In my opinion, it should show the lineage between Hive and Atlas, but it showed nothing.
How can I let it show the lineage when I run {atlas_home}/bin/import-hive.sh?
Thank you very much.
Created 06-27-2016 12:11 PM
The entities don't necessarily have any lineage when they are first created. Hive tables that were not the source of some other table or registered data structure will show no lineage. Try creating a new table from the existing table that is already registered using Create table --- select --- from --- statement. That should create another table from the existing hive table and the hive hook should register that lineage. You should then be able to see lineage form the parent and child table.
Created 06-30-2016 03:19 AM
Thank you very much. It really help me to understand the meaning of lineage.
And there are two simple question:
Q1: If I use Sqoop Bridge, does it mean that I can transmit the metadata from DBMS(eg: MySQL) to Atlas.
And it is not necessary to use Sqoop deliver the data from MySQL into Hive, then deliver the data from MySQL into Atlas.

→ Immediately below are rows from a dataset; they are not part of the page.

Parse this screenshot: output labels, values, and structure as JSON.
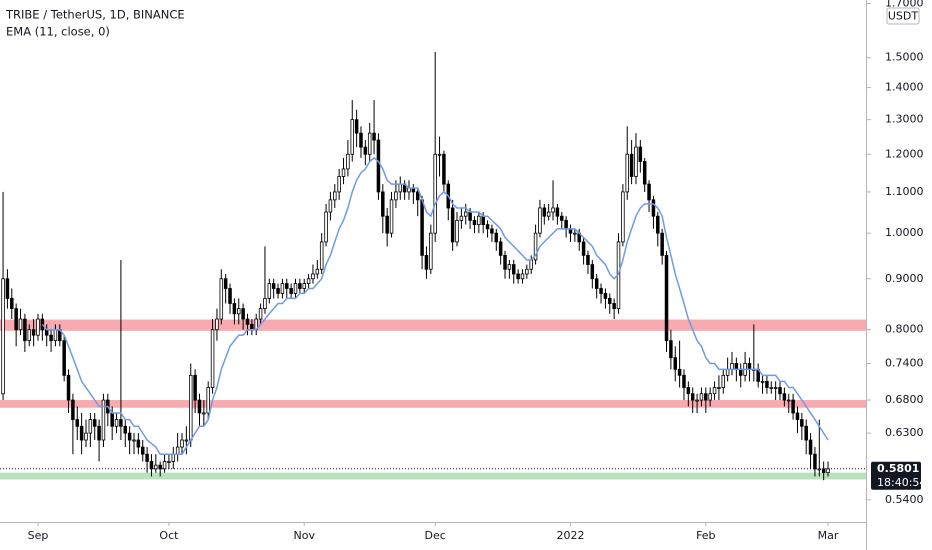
{
  "chart_data": {
    "type": "candlestick",
    "title": "TRIBE / TetherUS, 1D, BINANCE",
    "indicator": "EMA (11, close, 0)",
    "currency": "USDT",
    "log_scale": true,
    "up_color": "#ffffff",
    "down_color": "#000000",
    "wick_color": "#000000",
    "ema_color": "#6f9be4",
    "xlim": [
      -0.7,
      197.7
    ],
    "ylim": [
      0.513,
      1.714
    ],
    "yticks": [
      {
        "value": 1.7,
        "label": "1.7000"
      },
      {
        "value": 1.5,
        "label": "1.5000"
      },
      {
        "value": 1.4,
        "label": "1.4000"
      },
      {
        "value": 1.3,
        "label": "1.3000"
      },
      {
        "value": 1.2,
        "label": "1.2000"
      },
      {
        "value": 1.1,
        "label": "1.1000"
      },
      {
        "value": 1.0,
        "label": "1.0000"
      },
      {
        "value": 0.9,
        "label": "0.9000"
      },
      {
        "value": 0.8,
        "label": "0.8000"
      },
      {
        "value": 0.74,
        "label": "0.7400"
      },
      {
        "value": 0.68,
        "label": "0.6800"
      },
      {
        "value": 0.63,
        "label": "0.6300"
      },
      {
        "value": 0.54,
        "label": "0.5400"
      }
    ],
    "xticks": [
      {
        "value": 8,
        "label": "Sep"
      },
      {
        "value": 38,
        "label": "Oct"
      },
      {
        "value": 69,
        "label": "Nov"
      },
      {
        "value": 99,
        "label": "Dec"
      },
      {
        "value": 130,
        "label": "2022"
      },
      {
        "value": 161,
        "label": "Feb"
      },
      {
        "value": 189,
        "label": "Mar"
      }
    ],
    "zones": [
      {
        "low": 0.798,
        "high": 0.819,
        "color": "#f7aab0"
      },
      {
        "low": 0.668,
        "high": 0.68,
        "color": "#f7aab0"
      },
      {
        "low": 0.566,
        "high": 0.575,
        "color": "#b9e2bb"
      }
    ],
    "last_price": {
      "value": 0.5801,
      "label": "0.5801"
    },
    "countdown": "18:40:54",
    "candles": [
      [
        0.69,
        1.1,
        0.68,
        0.9
      ],
      [
        0.9,
        0.92,
        0.84,
        0.86
      ],
      [
        0.86,
        0.88,
        0.82,
        0.84
      ],
      [
        0.84,
        0.85,
        0.77,
        0.8
      ],
      [
        0.8,
        0.84,
        0.79,
        0.82
      ],
      [
        0.82,
        0.83,
        0.76,
        0.78
      ],
      [
        0.78,
        0.81,
        0.77,
        0.8
      ],
      [
        0.8,
        0.82,
        0.77,
        0.79
      ],
      [
        0.79,
        0.83,
        0.78,
        0.82
      ],
      [
        0.82,
        0.83,
        0.78,
        0.8
      ],
      [
        0.8,
        0.81,
        0.77,
        0.79
      ],
      [
        0.79,
        0.8,
        0.76,
        0.78
      ],
      [
        0.78,
        0.81,
        0.77,
        0.8
      ],
      [
        0.8,
        0.81,
        0.77,
        0.78
      ],
      [
        0.78,
        0.79,
        0.71,
        0.72
      ],
      [
        0.72,
        0.73,
        0.66,
        0.68
      ],
      [
        0.68,
        0.69,
        0.6,
        0.65
      ],
      [
        0.65,
        0.67,
        0.62,
        0.64
      ],
      [
        0.64,
        0.66,
        0.6,
        0.62
      ],
      [
        0.62,
        0.65,
        0.61,
        0.63
      ],
      [
        0.63,
        0.66,
        0.61,
        0.65
      ],
      [
        0.65,
        0.66,
        0.62,
        0.64
      ],
      [
        0.64,
        0.65,
        0.59,
        0.62
      ],
      [
        0.62,
        0.69,
        0.61,
        0.68
      ],
      [
        0.68,
        0.69,
        0.64,
        0.66
      ],
      [
        0.66,
        0.67,
        0.62,
        0.64
      ],
      [
        0.64,
        0.66,
        0.63,
        0.65
      ],
      [
        0.65,
        0.94,
        0.62,
        0.64
      ],
      [
        0.64,
        0.65,
        0.61,
        0.63
      ],
      [
        0.63,
        0.64,
        0.6,
        0.62
      ],
      [
        0.62,
        0.63,
        0.6,
        0.62
      ],
      [
        0.62,
        0.63,
        0.6,
        0.61
      ],
      [
        0.61,
        0.62,
        0.59,
        0.6
      ],
      [
        0.6,
        0.61,
        0.575,
        0.59
      ],
      [
        0.59,
        0.6,
        0.57,
        0.58
      ],
      [
        0.58,
        0.6,
        0.575,
        0.585
      ],
      [
        0.585,
        0.59,
        0.57,
        0.58
      ],
      [
        0.58,
        0.6,
        0.575,
        0.59
      ],
      [
        0.59,
        0.6,
        0.58,
        0.59
      ],
      [
        0.59,
        0.61,
        0.58,
        0.6
      ],
      [
        0.6,
        0.63,
        0.59,
        0.61
      ],
      [
        0.61,
        0.63,
        0.6,
        0.62
      ],
      [
        0.62,
        0.64,
        0.6,
        0.62
      ],
      [
        0.62,
        0.74,
        0.61,
        0.72
      ],
      [
        0.72,
        0.73,
        0.66,
        0.68
      ],
      [
        0.68,
        0.69,
        0.64,
        0.66
      ],
      [
        0.66,
        0.68,
        0.64,
        0.66
      ],
      [
        0.66,
        0.71,
        0.65,
        0.7
      ],
      [
        0.7,
        0.82,
        0.69,
        0.8
      ],
      [
        0.8,
        0.84,
        0.78,
        0.82
      ],
      [
        0.82,
        0.92,
        0.81,
        0.9
      ],
      [
        0.9,
        0.91,
        0.85,
        0.88
      ],
      [
        0.88,
        0.89,
        0.83,
        0.85
      ],
      [
        0.85,
        0.86,
        0.81,
        0.83
      ],
      [
        0.83,
        0.86,
        0.81,
        0.84
      ],
      [
        0.84,
        0.85,
        0.8,
        0.82
      ],
      [
        0.82,
        0.83,
        0.79,
        0.81
      ],
      [
        0.81,
        0.82,
        0.79,
        0.8
      ],
      [
        0.8,
        0.83,
        0.79,
        0.82
      ],
      [
        0.82,
        0.85,
        0.81,
        0.84
      ],
      [
        0.84,
        0.97,
        0.83,
        0.86
      ],
      [
        0.86,
        0.9,
        0.85,
        0.89
      ],
      [
        0.89,
        0.9,
        0.86,
        0.88
      ],
      [
        0.88,
        0.89,
        0.86,
        0.87
      ],
      [
        0.87,
        0.9,
        0.86,
        0.89
      ],
      [
        0.89,
        0.9,
        0.86,
        0.88
      ],
      [
        0.88,
        0.89,
        0.86,
        0.87
      ],
      [
        0.87,
        0.9,
        0.86,
        0.89
      ],
      [
        0.89,
        0.9,
        0.87,
        0.88
      ],
      [
        0.88,
        0.9,
        0.87,
        0.89
      ],
      [
        0.89,
        0.91,
        0.88,
        0.9
      ],
      [
        0.9,
        0.93,
        0.89,
        0.91
      ],
      [
        0.91,
        0.94,
        0.9,
        0.92
      ],
      [
        0.92,
        1.0,
        0.91,
        0.98
      ],
      [
        0.98,
        1.07,
        0.97,
        1.05
      ],
      [
        1.05,
        1.1,
        1.03,
        1.08
      ],
      [
        1.08,
        1.12,
        1.06,
        1.1
      ],
      [
        1.1,
        1.16,
        1.08,
        1.14
      ],
      [
        1.14,
        1.19,
        1.12,
        1.16
      ],
      [
        1.16,
        1.24,
        1.14,
        1.2
      ],
      [
        1.2,
        1.36,
        1.18,
        1.3
      ],
      [
        1.3,
        1.33,
        1.22,
        1.26
      ],
      [
        1.26,
        1.28,
        1.19,
        1.22
      ],
      [
        1.22,
        1.24,
        1.17,
        1.2
      ],
      [
        1.2,
        1.29,
        1.18,
        1.26
      ],
      [
        1.26,
        1.36,
        1.2,
        1.24
      ],
      [
        1.24,
        1.26,
        1.08,
        1.1
      ],
      [
        1.1,
        1.12,
        1.0,
        1.04
      ],
      [
        1.04,
        1.06,
        0.97,
        1.0
      ],
      [
        1.0,
        1.1,
        0.99,
        1.08
      ],
      [
        1.08,
        1.13,
        1.06,
        1.1
      ],
      [
        1.1,
        1.14,
        1.08,
        1.12
      ],
      [
        1.12,
        1.13,
        1.08,
        1.1
      ],
      [
        1.1,
        1.13,
        1.08,
        1.11
      ],
      [
        1.11,
        1.12,
        1.07,
        1.1
      ],
      [
        1.1,
        1.11,
        1.04,
        1.08
      ],
      [
        1.08,
        1.09,
        0.92,
        0.95
      ],
      [
        0.95,
        0.97,
        0.9,
        0.92
      ],
      [
        0.92,
        1.02,
        0.91,
        1.0
      ],
      [
        1.0,
        1.52,
        0.98,
        1.2
      ],
      [
        1.2,
        1.25,
        1.14,
        1.2
      ],
      [
        1.2,
        1.21,
        1.1,
        1.12
      ],
      [
        1.12,
        1.13,
        1.03,
        1.06
      ],
      [
        1.06,
        1.08,
        0.96,
        0.98
      ],
      [
        0.98,
        1.05,
        0.97,
        1.03
      ],
      [
        1.03,
        1.06,
        1.01,
        1.04
      ],
      [
        1.04,
        1.07,
        1.02,
        1.05
      ],
      [
        1.05,
        1.06,
        1.01,
        1.03
      ],
      [
        1.03,
        1.04,
        1.0,
        1.02
      ],
      [
        1.02,
        1.05,
        1.0,
        1.04
      ],
      [
        1.04,
        1.05,
        1.0,
        1.02
      ],
      [
        1.02,
        1.03,
        0.99,
        1.01
      ],
      [
        1.01,
        1.02,
        0.98,
        1.0
      ],
      [
        1.0,
        1.01,
        0.96,
        0.98
      ],
      [
        0.98,
        0.99,
        0.93,
        0.95
      ],
      [
        0.95,
        0.96,
        0.9,
        0.92
      ],
      [
        0.92,
        0.94,
        0.9,
        0.93
      ],
      [
        0.93,
        0.94,
        0.89,
        0.91
      ],
      [
        0.91,
        0.92,
        0.89,
        0.9
      ],
      [
        0.9,
        0.92,
        0.89,
        0.91
      ],
      [
        0.91,
        0.93,
        0.9,
        0.92
      ],
      [
        0.92,
        0.95,
        0.91,
        0.94
      ],
      [
        0.94,
        1.02,
        0.93,
        1.0
      ],
      [
        1.0,
        1.08,
        0.99,
        1.06
      ],
      [
        1.06,
        1.07,
        1.02,
        1.04
      ],
      [
        1.04,
        1.07,
        1.03,
        1.05
      ],
      [
        1.05,
        1.13,
        1.03,
        1.06
      ],
      [
        1.06,
        1.07,
        1.02,
        1.04
      ],
      [
        1.04,
        1.05,
        1.01,
        1.03
      ],
      [
        1.03,
        1.04,
        0.99,
        1.01
      ],
      [
        1.01,
        1.02,
        0.98,
        1.0
      ],
      [
        1.0,
        1.01,
        0.98,
        1.0
      ],
      [
        1.0,
        1.01,
        0.96,
        0.98
      ],
      [
        0.98,
        0.99,
        0.93,
        0.95
      ],
      [
        0.95,
        0.96,
        0.91,
        0.93
      ],
      [
        0.93,
        0.94,
        0.88,
        0.9
      ],
      [
        0.9,
        0.91,
        0.86,
        0.88
      ],
      [
        0.88,
        0.89,
        0.85,
        0.87
      ],
      [
        0.87,
        0.88,
        0.84,
        0.86
      ],
      [
        0.86,
        0.87,
        0.83,
        0.85
      ],
      [
        0.85,
        0.86,
        0.82,
        0.84
      ],
      [
        0.84,
        1.0,
        0.83,
        0.98
      ],
      [
        0.98,
        1.12,
        0.97,
        1.1
      ],
      [
        1.1,
        1.28,
        1.08,
        1.2
      ],
      [
        1.2,
        1.24,
        1.12,
        1.14
      ],
      [
        1.14,
        1.26,
        1.12,
        1.22
      ],
      [
        1.22,
        1.24,
        1.15,
        1.18
      ],
      [
        1.18,
        1.19,
        1.1,
        1.12
      ],
      [
        1.12,
        1.13,
        1.05,
        1.08
      ],
      [
        1.08,
        1.09,
        1.01,
        1.04
      ],
      [
        1.04,
        1.05,
        0.97,
        1.0
      ],
      [
        1.0,
        1.01,
        0.93,
        0.95
      ],
      [
        0.95,
        0.96,
        0.76,
        0.78
      ],
      [
        0.78,
        0.8,
        0.73,
        0.75
      ],
      [
        0.75,
        0.77,
        0.71,
        0.73
      ],
      [
        0.73,
        0.78,
        0.7,
        0.72
      ],
      [
        0.72,
        0.73,
        0.68,
        0.7
      ],
      [
        0.7,
        0.71,
        0.67,
        0.69
      ],
      [
        0.69,
        0.7,
        0.66,
        0.68
      ],
      [
        0.68,
        0.69,
        0.66,
        0.68
      ],
      [
        0.68,
        0.7,
        0.67,
        0.69
      ],
      [
        0.69,
        0.7,
        0.66,
        0.68
      ],
      [
        0.68,
        0.7,
        0.67,
        0.69
      ],
      [
        0.69,
        0.71,
        0.68,
        0.7
      ],
      [
        0.7,
        0.72,
        0.68,
        0.7
      ],
      [
        0.7,
        0.73,
        0.69,
        0.72
      ],
      [
        0.72,
        0.75,
        0.71,
        0.73
      ],
      [
        0.73,
        0.76,
        0.72,
        0.74
      ],
      [
        0.74,
        0.75,
        0.71,
        0.73
      ],
      [
        0.73,
        0.74,
        0.7,
        0.72
      ],
      [
        0.72,
        0.76,
        0.71,
        0.74
      ],
      [
        0.74,
        0.75,
        0.71,
        0.73
      ],
      [
        0.73,
        0.81,
        0.71,
        0.73
      ],
      [
        0.73,
        0.74,
        0.7,
        0.71
      ],
      [
        0.71,
        0.72,
        0.69,
        0.71
      ],
      [
        0.71,
        0.72,
        0.69,
        0.7
      ],
      [
        0.7,
        0.71,
        0.69,
        0.7
      ],
      [
        0.7,
        0.71,
        0.68,
        0.7
      ],
      [
        0.7,
        0.71,
        0.68,
        0.69
      ],
      [
        0.69,
        0.7,
        0.67,
        0.68
      ],
      [
        0.68,
        0.69,
        0.66,
        0.68
      ],
      [
        0.68,
        0.69,
        0.65,
        0.66
      ],
      [
        0.66,
        0.67,
        0.63,
        0.65
      ],
      [
        0.65,
        0.66,
        0.62,
        0.64
      ],
      [
        0.64,
        0.65,
        0.6,
        0.62
      ],
      [
        0.62,
        0.63,
        0.58,
        0.6
      ],
      [
        0.6,
        0.61,
        0.57,
        0.58
      ],
      [
        0.58,
        0.65,
        0.57,
        0.58
      ],
      [
        0.58,
        0.59,
        0.565,
        0.575
      ],
      [
        0.575,
        0.59,
        0.57,
        0.5801
      ]
    ],
    "ema": [
      null,
      null,
      null,
      null,
      null,
      null,
      null,
      null,
      null,
      0.81,
      0.8,
      0.8,
      0.8,
      0.8,
      0.79,
      0.77,
      0.75,
      0.73,
      0.71,
      0.7,
      0.69,
      0.68,
      0.67,
      0.67,
      0.67,
      0.66,
      0.66,
      0.66,
      0.65,
      0.65,
      0.64,
      0.64,
      0.63,
      0.62,
      0.615,
      0.61,
      0.6,
      0.6,
      0.6,
      0.6,
      0.6,
      0.6,
      0.61,
      0.62,
      0.63,
      0.64,
      0.64,
      0.65,
      0.68,
      0.7,
      0.73,
      0.75,
      0.77,
      0.78,
      0.79,
      0.79,
      0.8,
      0.8,
      0.8,
      0.81,
      0.82,
      0.83,
      0.84,
      0.85,
      0.85,
      0.86,
      0.86,
      0.86,
      0.87,
      0.87,
      0.88,
      0.88,
      0.89,
      0.9,
      0.93,
      0.95,
      0.98,
      1.01,
      1.03,
      1.06,
      1.1,
      1.13,
      1.15,
      1.16,
      1.18,
      1.19,
      1.18,
      1.16,
      1.13,
      1.12,
      1.12,
      1.12,
      1.12,
      1.11,
      1.11,
      1.11,
      1.08,
      1.05,
      1.04,
      1.07,
      1.09,
      1.1,
      1.09,
      1.07,
      1.06,
      1.06,
      1.06,
      1.05,
      1.05,
      1.05,
      1.04,
      1.04,
      1.03,
      1.02,
      1.01,
      0.99,
      0.98,
      0.97,
      0.96,
      0.95,
      0.94,
      0.94,
      0.95,
      0.97,
      0.98,
      0.99,
      1.0,
      1.01,
      1.01,
      1.01,
      1.01,
      1.01,
      1.0,
      0.99,
      0.98,
      0.97,
      0.95,
      0.94,
      0.93,
      0.91,
      0.9,
      0.91,
      0.94,
      0.98,
      1.01,
      1.04,
      1.06,
      1.07,
      1.07,
      1.07,
      1.06,
      1.04,
      0.99,
      0.95,
      0.91,
      0.88,
      0.85,
      0.82,
      0.8,
      0.78,
      0.77,
      0.75,
      0.74,
      0.74,
      0.73,
      0.73,
      0.73,
      0.73,
      0.73,
      0.73,
      0.73,
      0.73,
      0.73,
      0.73,
      0.72,
      0.72,
      0.72,
      0.72,
      0.71,
      0.71,
      0.7,
      0.7,
      0.69,
      0.68,
      0.67,
      0.66,
      0.65,
      0.64,
      0.63,
      0.62
    ]
  }
}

In one word, by using Sqoop Bridge, if I can deliver metadata from MySQL to Atlas without Hive ?
Q2: When I create another table from the existing hive table in Hive CLI, it will search the JAR files in the HDFS path, but these JAR files are located in the local file system, not in the HDFS.
How could I change the path of needed JAR files ?
The details of this question is here:
I hope you can help me. Thank you very much. Thank you.